The development of financial vulnerability models has a long history, dating back to the seminal works of Altman (1968) and Beaver (1966). Traditional bankruptcy prediction models predominantly employed statistical techniques such as discriminant analysis, multivariate linear logistic regression, and probit modeling (Altman, 1968; Beaver, 1966; Brédart, 2014; Drehmann & Juselius, 2014; Hillegeist et al., 2004; Lennox, 1999; Ohlson, 1980; Martin, 1977). Altman’s Z-score model, for instance, became widely used for assessing the likelihood of corporate bankruptcy based on financial ratios such as working capital, retained earnings, and EBIT (Altman, 1968, 1984, 1993; Altman et al., 1994). While these models provided valuable predictive insights, their reliance on linear assumptions limited their flexibility and accuracy (Varian, 2014; Einav & Levin, 2014).

With advances in computing, machine learning techniques have been increasingly applied to bankruptcy prediction. Decision trees, random forests, and deep learning models have demonstrated improved classification performance. A decision tree (Breiman et al., 1984) is a widely used machine learning approach for predicting and analyzing companies’ financial vulnerabilities and bankruptcy risk (Kim et al., 2008; Messier & Hansen, 1988; Shirata, 2003). For example, Shirata (2003) used decision trees to develop a linear bankruptcy model based on financial ratios, while Kim et al. (2008) compared decision trees and neural networks with conventional statistical models. Tanaka et al. (2019) extended the decision tree modeling approach by constructing random forest models, an ensemble of trees, to predict financial vulnerability. More recent studies have employed deep learning techniques, such as convolutional neural networks (CNN) (Hosaka, 2019; Jabeur & Serret, 2023) and recurrent neural networks (LSTM and GRU) (Vochozka et al., 2020; Thor & Postek, 2024), to enhance predictive accuracy. Despite their success, these models face limitations, including complexity, lack of interpretability, and high computational demands.

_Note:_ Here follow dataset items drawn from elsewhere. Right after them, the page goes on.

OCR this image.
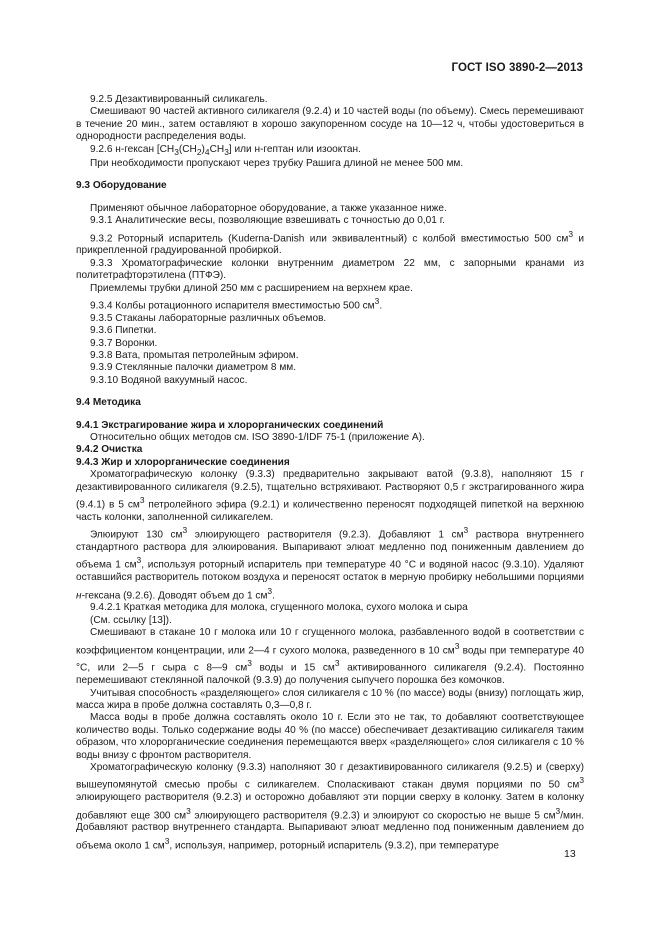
ГОСТ ISO 3890-2—2013

9.2.5 Дезактивированный силикагель.

Смешивают 90 частей активного силикагеля (9.2.4) и 10 частей воды (по объему). Смесь перемешивают в течение 20 мин., затем оставляют в хорошо закупоренном сосуде на 10—12 ч, чтобы удостовериться в однородности распределения воды.

9.2.6 н-гексан $[CH_3(CH_2)_4CH_3]$ или н-гептан или изооктан.

При необходимости пропускают через трубку Рашига длиной не менее 500 мм.

9.3 Оборудование

Применяют обычное лабораторное оборудование, а также указанное ниже.

9.3.1 Аналитические весы, позволяющие взвешивать с точностью до 0,01 г.

9.3.2 Роторный испаритель (Kuderna-Danish или эквивалентный) с колбой вместимостью 500 $см^3$ и прикрепленной градуированной пробиркой.

9.3.3 Хроматографические колонки внутренним диаметром 22 мм, с запорными кранами из политетрафторэтилена (ПТФЭ).

Приемлемы трубки длиной 250 мм с расширением на верхнем крае.

9.3.4 Колбы ротационного испарителя вместимостью 500 $см^3$.

9.3.5 Стаканы лабораторные различных объемов.

9.3.6 Пипетки.

9.3.7 Воронки.

9.3.8 Вата, промытая петролейным эфиром.

9.3.9 Стеклянные палочки диаметром 8 мм.

9.3.10 Водяной вакуумный насос.

9.4 Методика

9.4.1 Экстрагирование жира и хлорорганических соединений

Относительно общих методов см. ISO 3890-1/IDF 75-1 (приложение А).

9.4.2 Очистка

9.4.3 Жир и хлорорганические соединения

Хроматографическую колонку (9.3.3) предварительно закрывают ватой (9.3.8), наполняют 15 г дезактивированного силикагеля (9.2.5), тщательно встряхивают. Растворяют 0,5 г экстрагированного жира (9.4.1) в 5 $см^3$ петролейного эфира (9.2.1) и количественно переносят подходящей пипеткой на верхнюю часть колонки, заполненной силикагелем.

Элюируют 130 $см^3$ элюирующего растворителя (9.2.3). Добавляют 1 $см^3$ раствора внутреннего стандартного раствора для элюирования. Выпаривают элюат медленно под пониженным давлением до объема 1 $см^3$, используя роторный испаритель при температуре 40 °С и водяной насос (9.3.10). Удаляют оставшийся растворитель потоком воздуха и переносят остаток в мерную пробирку небольшими порциями н-гексана (9.2.6). Доводят объем до 1 $см^3$.

9.4.2.1 Краткая методика для молока, сгущенного молока, сухого молока и сыра

(См. ссылку [13]).

Смешивают в стакане 10 г молока или 10 г сгущенного молока, разбавленного водой в соответствии с коэффициентом концентрации, или 2—4 г сухого молока, разведенного в 10 $см^3$ воды при температуре 40 °С, или 2—5 г сыра с 8—9 $см^3$ воды и 15 $см^3$ активированного силикагеля (9.2.4). Постоянно перемешивают стеклянной палочкой (9.3.9) до получения сыпучего порошка без комочков.

Учитывая способность «разделяющего» слоя силикагеля с 10 % (по массе) воды (внизу) поглощать жир, масса жира в пробе должна составлять 0,3—0,8 г.

Масса воды в пробе должна составлять около 10 г. Если это не так, то добавляют соответствующее количество воды. Только содержание воды 40 % (по массе) обеспечивает дезактивацию силикагеля таким образом, что хлорорганические соединения перемещаются вверх «разделяющего» слоя силикагеля с 10 % воды внизу с фронтом растворителя.

Хроматографическую колонку (9.3.3) наполняют 30 г дезактивированного силикагеля (9.2.5) и (сверху) вышеупомянутой смесью пробы с силикагелем. Споласкивают стакан двумя порциями по 50 $см^3$ элюирующего растворителя (9.2.3) и осторожно добавляют эти порции сверху в колонку. Затем в колонку добавляют еще 300 $см^3$ элюирующего растворителя (9.2.3) и элюируют со скоростью не выше 5 $см^3$/мин. Добавляют раствор внутреннего стандарта. Выпаривают элюат медленно под пониженным давлением до объема около 1 $см^3$, используя, например, роторный испаритель (9.3.2), при температуре

13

A critical limitation of most bankruptcy prediction models is their focus on terminal failure rather than the preceding stages of financial distress. Bankruptcy represents the final stage of financial decline, often leaving decision-makers with little room for intervention. This has led researchers to explore multi-stage financial distress models, recognizing that early intervention requires understanding financial fragility before bankruptcy occurs.

2.2. Multi-Stage Financial Distress Modeling Approach

To address the limitations of bankruptcy prediction models, researchers have examined financial distress as a multi-stage process (Tsai, 2013; Farooq & Qamar, 2019; Turetsky & McEwen, 2001; Pindado et al., 2008; Lin et al., 2012; Farooq et al., 2018). Turetsky and McEwen (2001) used survival analysis to track corporate health deterioration, while Lin et al. (2012) introduced intermediate distress categories based on financial indicators such as insolvency ratio and interest coverage. Tsai (2013) extended this approach by modeling different levels of distress, distinguishing between slight distress, severe distress, and bankruptcy using multinomial logistic regression. Farooq et al. (2018) and Farooq and Qamar (2019) further refined multi-stage models by integrating feature selection and stock market indicators to enhance predictive performance.

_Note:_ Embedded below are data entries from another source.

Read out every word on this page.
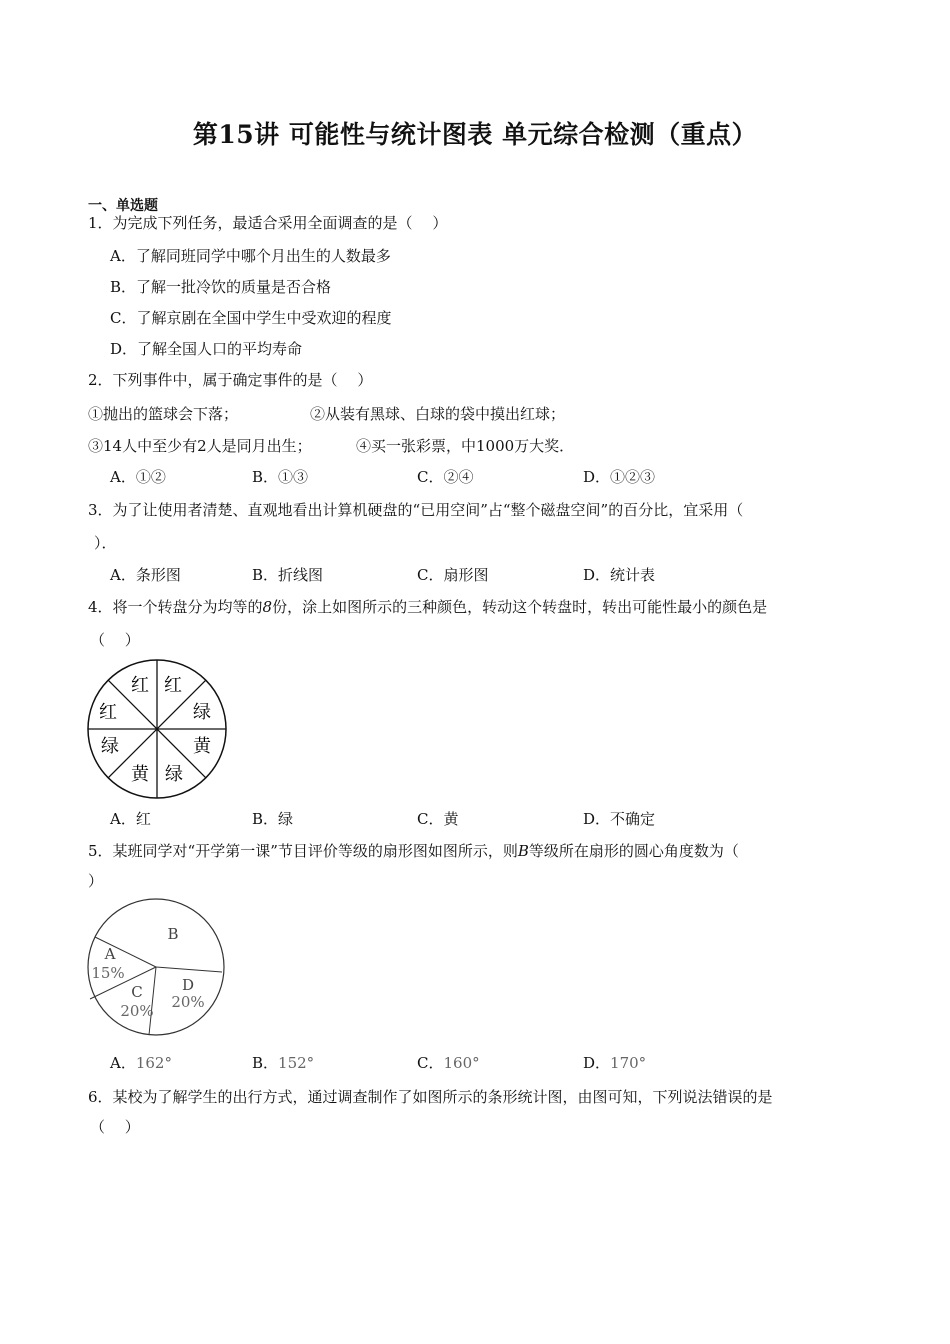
第15讲 可能性与统计图表 单元综合检测（重点）
一、单选题
1．为完成下列任务，最适合采用全面调查的是（　 ）
A．了解同班同学中哪个月出生的人数最多
B．了解一批冷饮的质量是否合格
C．了解京剧在全国中学生中受欢迎的程度
D．了解全国人口的平均寿命
2．下列事件中，属于确定事件的是（　 ）
①抛出的篮球会下落；	②从装有黑球、白球的袋中摸出红球；
③14人中至少有2人是同月出生；	④买一张彩票，中1000万大奖．
A．①②	B．①③	C．②④	D．①②③
3．为了让使用者清楚、直观地看出计算机硬盘的“已用空间”占“整个磁盘空间”的百分比，宜采用（
）．
A．条形图	B．折线图	C．扇形图	D．统计表
4．将一个转盘分为均等的8份，涂上如图所示的三种颜色，转动这个转盘时，转出可能性最小的颜色是
（　 ）
红 红
绿
黄
绿
黄
绿
红
A．红	B．绿	C．黄	D．不确定
5．某班同学对“开学第一课”节目评价等级的扇形图如图所示，则B等级所在扇形的圆心角度数为（
）
B
A
15%
C
20%
D
20%
A．162°	B．152°	C．160°	D．170°
6．某校为了解学生的出行方式，通过调查制作了如图所示的条形统计图，由图可知，下列说法错误的是
（　 ）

Despite these advancements, insolvency has not been adequately addressed as a distinct financial distress condition in the literature. Existing studies primarily focus on liquidity crises and deteriorating financial performance but fail to systematically incorporate insolvency into EWS models. While Lin et al. (2012) mentioned an insolvency ratio, its role in predicting corporate distress remains underexplored. Understanding insolvency as a transitional phase between financial stability and bankruptcy is crucial for improving risk assessment and timely intervention strategies.

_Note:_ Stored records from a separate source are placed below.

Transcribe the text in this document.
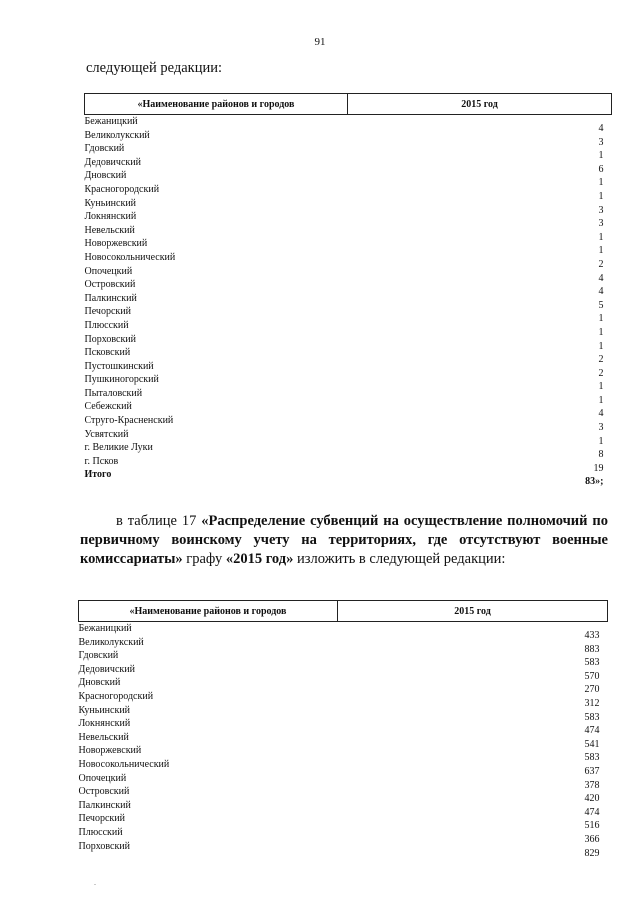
91
следующей редакции:
«Наименование районов и городов	2015 год
Бежаницкий	4
Великолукский	3
Гдовский	1
Дедовичский	6
Дновский	1
Красногородский	1
Куньинский	3
Локнянский	3
Невельский	1
Новоржевский	1
Новосокольнический	2
Опочецкий	4
Островский	4
Палкинский	5
Печорский	1
Плюсский	1
Порховский	1
Псковский	2
Пустошкинский	2
Пушкиногорский	1
Пыталовский	1
Себежский	4
Струго-Красненский	3
Усвятский	1
г. Великие Луки	8
г. Псков	19
Итого	83»;
в таблице 17 «Распределение субвенций на осуществление полномочий по первичному воинскому учету на территориях, где отсутствуют военные комиссариаты» графу «2015 год» изложить в следующей редакции:
«Наименование районов и городов	2015 год
Бежаницкий	433
Великолукский	883
Гдовский	583
Дедовичский	570
Дновский	270
Красногородский	312
Куньинский	583
Локнянский	474
Невельский	541
Новоржевский	583
Новосокольнический	637
Опочецкий	378
Островский	420
Палкинский	474
Печорский	516
Плюсский	366
Порховский	829
.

2.3. Identifying Research Gaps and Contributions

Although multi-stage financial distress models provide a more detailed analysis than traditional bankruptcy models, significant gaps remain. First, most studies rely on traditional statistical techniques, which, while interpretable, may lack predictive accuracy. Second, machine learning applications in multi-stage financial distress modeling remain limited, with most research focusing on bankruptcy rather than earlier distress stages. Third, insolvency has not been adequately integrated into financial distress frameworks, despite its critical role in corporate financial health.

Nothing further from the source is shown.